Alors estime-toi heureuse !
— Mais on ne va pas ouvrir le garage juste après le
Chant ! Vous savez très bien que tout le monde est épuisé. Personne de
chez le Baron ne va venir réparer sa carlingue au terminus d’une trace !
— C’est là où tu te fous l’obsidienne au cul, ma
petite. Parce que moi, j’ai vu la bécane du brigadier Imnek se ramasser un mur
dans la dernière accélération. Hé oui !
C’est tout juste s’il arrivait à tenir le rythme ! Le réservoir
latéral a dû subir une avarie. Donc, impossible de laisser traîner un truc
pareil, sinon c’est toute la cour qui va subir. Le Baron le fumerait sur le
champ… Alors je te parie ma couille à la Voix qu’il va se pointer comme une
fleur, sitôt qu’on aura rallumé l’enseigne.
— D’accord, mais…
— Maiiis
maiiis ! T’as que ça à frire, merdaillon ? Remercie
que tu sois au moins douée avec la mécanique ! Sinon y’a bien longtemps
que je t’aurais refourguée aux p’tits gars du Concubin. Tu voulais l’aventure ?
T’en avais marre de vivre avec les vieux croutons sous ton igloo ? Hé ben
voilà ! En avant la musique ! »
Il a continué à barboter dans ses propres discours.
Longtemps. Quand Oulva s’éclipsa sans répondre, Persoq ne la remarqua pas.
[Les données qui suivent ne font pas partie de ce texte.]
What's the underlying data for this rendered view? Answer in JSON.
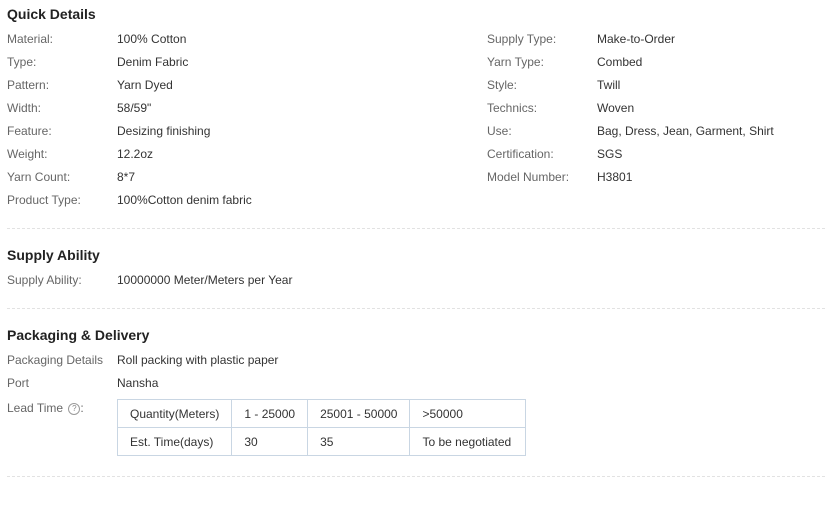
{
  "quick_details": {
    "title": "Quick Details",
    "left": [
      {
        "label": "Material:",
        "value": "100% Cotton"
      },
      {
        "label": "Type:",
        "value": "Denim Fabric"
      },
      {
        "label": "Pattern:",
        "value": "Yarn Dyed"
      },
      {
        "label": "Width:",
        "value": "58/59\""
      },
      {
        "label": "Feature:",
        "value": "Desizing finishing"
      },
      {
        "label": "Weight:",
        "value": "12.2oz"
      },
      {
        "label": "Yarn Count:",
        "value": "8*7"
      },
      {
        "label": "Product Type:",
        "value": "100%Cotton denim fabric"
      }
    ],
    "right": [
      {
        "label": "Supply Type:",
        "value": "Make-to-Order"
      },
      {
        "label": "Yarn Type:",
        "value": "Combed"
      },
      {
        "label": "Style:",
        "value": "Twill"
      },
      {
        "label": "Technics:",
        "value": "Woven"
      },
      {
        "label": "Use:",
        "value": "Bag, Dress, Jean, Garment, Shirt"
      },
      {
        "label": "Certification:",
        "value": "SGS"
      },
      {
        "label": "Model Number:",
        "value": "H3801"
      }
    ]
  },
  "supply_ability": {
    "title": "Supply Ability",
    "label": "Supply Ability:",
    "value": "10000000 Meter/Meters per Year"
  },
  "packaging": {
    "title": "Packaging & Delivery",
    "details_label": "Packaging Details",
    "details_value": "Roll packing with plastic paper",
    "port_label": "Port",
    "port_value": "Nansha",
    "lead_label": "Lead Time",
    "help_glyph": "?",
    "lead_table": {
      "rows": [
        [
          "Quantity(Meters)",
          "1 - 25000",
          "25001 - 50000",
          ">50000"
        ],
        [
          "Est. Time(days)",
          "30",
          "35",
          "To be negotiated"
        ]
      ]
    }
  }
}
Comment pouvait-on aimer autant le fracas de sa propre langue ? Résignée,
l’adolescente boréale s’attela aux préparatifs du hangar. Lorsqu’il eut épuisé
le filon de sa logorrhée, Persoq déplaça enfin le garage, à soixante mètres du bivouac
voisin. Dès qu’ils furent stabilisés, Oulva déverrouilla le portail et mit en
route les panneaux luminescents. En la voyant debout sur l’embrasure, les
séides baronniaux lui adressèrent des saluts depuis leurs tentes. Tout autour, la
Cité-Sirène les enveloppait, majestueuse, de son mutisme.
II
La poussière des carlingues rendait l'air
étrange, presque mortuaire. Jadis, les poumons d'Oulva avaient l'habitude du
gel. Des vents contraires qui assassinent le souffle. Mais ici ? Tout
respirait la tombe. Depuis des heures, les brigadiers du Baron défilaient sous
le porche du garage. Persoq gueulait dans tous les sens et ne foutait rien,
comme d'habitude. Il a touché une ou deux fois la soudeuse. Par pure
symbolique. Sa bedaine sèche se pavonnait d'avant en arrière tandis qu'il
distribuait et entassait ses ordres. Le patron n'était pourtant pas incompétent.
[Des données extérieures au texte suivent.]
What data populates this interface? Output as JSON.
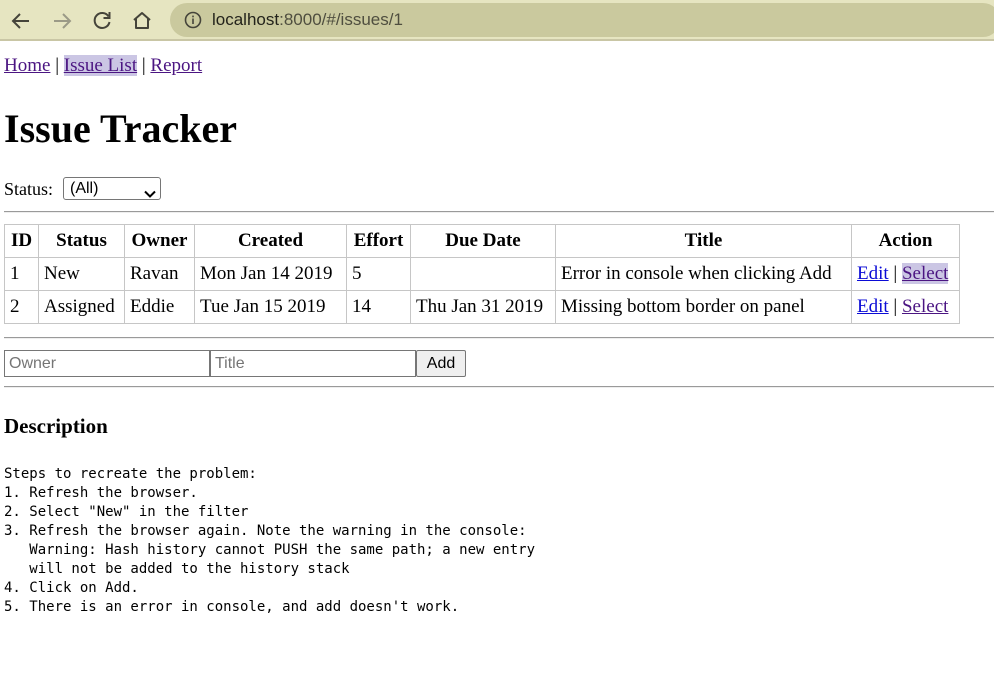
{
  "browser": {
    "url_host": "localhost",
    "url_path": ":8000/#/issues/1"
  },
  "nav": {
    "home": "Home",
    "issue_list": "Issue List",
    "report": "Report",
    "separator": "|"
  },
  "page_title": "Issue Tracker",
  "filter": {
    "label": "Status:",
    "selected": "(All)"
  },
  "table": {
    "headers": [
      "ID",
      "Status",
      "Owner",
      "Created",
      "Effort",
      "Due Date",
      "Title",
      "Action"
    ],
    "rows": [
      {
        "id": "1",
        "status": "New",
        "owner": "Ravan",
        "created": "Mon Jan 14 2019",
        "effort": "5",
        "due": "",
        "title": "Error in console when clicking Add",
        "edit": "Edit",
        "sep": "|",
        "select": "Select"
      },
      {
        "id": "2",
        "status": "Assigned",
        "owner": "Eddie",
        "created": "Tue Jan 15 2019",
        "effort": "14",
        "due": "Thu Jan 31 2019",
        "title": "Missing bottom border on panel",
        "edit": "Edit",
        "sep": "|",
        "select": "Select"
      }
    ]
  },
  "add_form": {
    "owner_placeholder": "Owner",
    "title_placeholder": "Title",
    "add_label": "Add"
  },
  "description": {
    "heading": "Description",
    "text": "Steps to recreate the problem:\n1. Refresh the browser.\n2. Select \"New\" in the filter\n3. Refresh the browser again. Note the warning in the console:\n   Warning: Hash history cannot PUSH the same path; a new entry\n   will not be added to the history stack\n4. Click on Add.\n5. There is an error in console, and add doesn't work."
  },
  "colors": {
    "toolbar_bg": "#e6e5c1",
    "urlbar_bg": "#cac99e",
    "link": "#4b1582",
    "active_highlight": "#cbc6e4"
  }
}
Mais la cour qu'il faisait au Baron avait rouillé son œil, et son esprit
technique. La gloire l'égarait de jour en jour, Chant par Chant.
L'adolescente boréale posa un instant
sa clé. Depuis l'auvent du garage, elle se mit à observer le flux des passages.
Au loin, les flammes du campement faisaient valser les ombres. Rassemblés
autour de grands coffres de bois, les hommes s’équipaient et formaient des
bandes. Oulva voyait les lucioles sauvages flotter par essaim. Leur abdomen
éclairait des lambeaux d’architecture, tandis qu’elles tentaient d’échapper aux
filets des carburanciers. Après les Chants, ces battues de chasse étaient courantes :
elles visaient à refournir les véhicules en énergie. A préparer les moteurs
pour les traces suivantes. Tous n’avaient pas la chance de posséder un système fournisseur,
comme celui du Garage Persoq. De fait, cet avantage sophistiqué garantissait
une place sûre aux garagistes. Ils offraient un atout sur l’échiquier du Baron.
Et lui ne les lâcherait pas.
Alors que la cueillette aux lampyres
se poursuivait, la mécanicienne constata soudain que les clients ne réclamaient
plus leur attention. Assis à sa table de travail, Persoq avait repris son
château de cartes. Toutes les carlingues étaient en place, prêtes à la course.
Tous étaient satisfaits. Oulva sourit de plaisir. Une pause ! Enfin !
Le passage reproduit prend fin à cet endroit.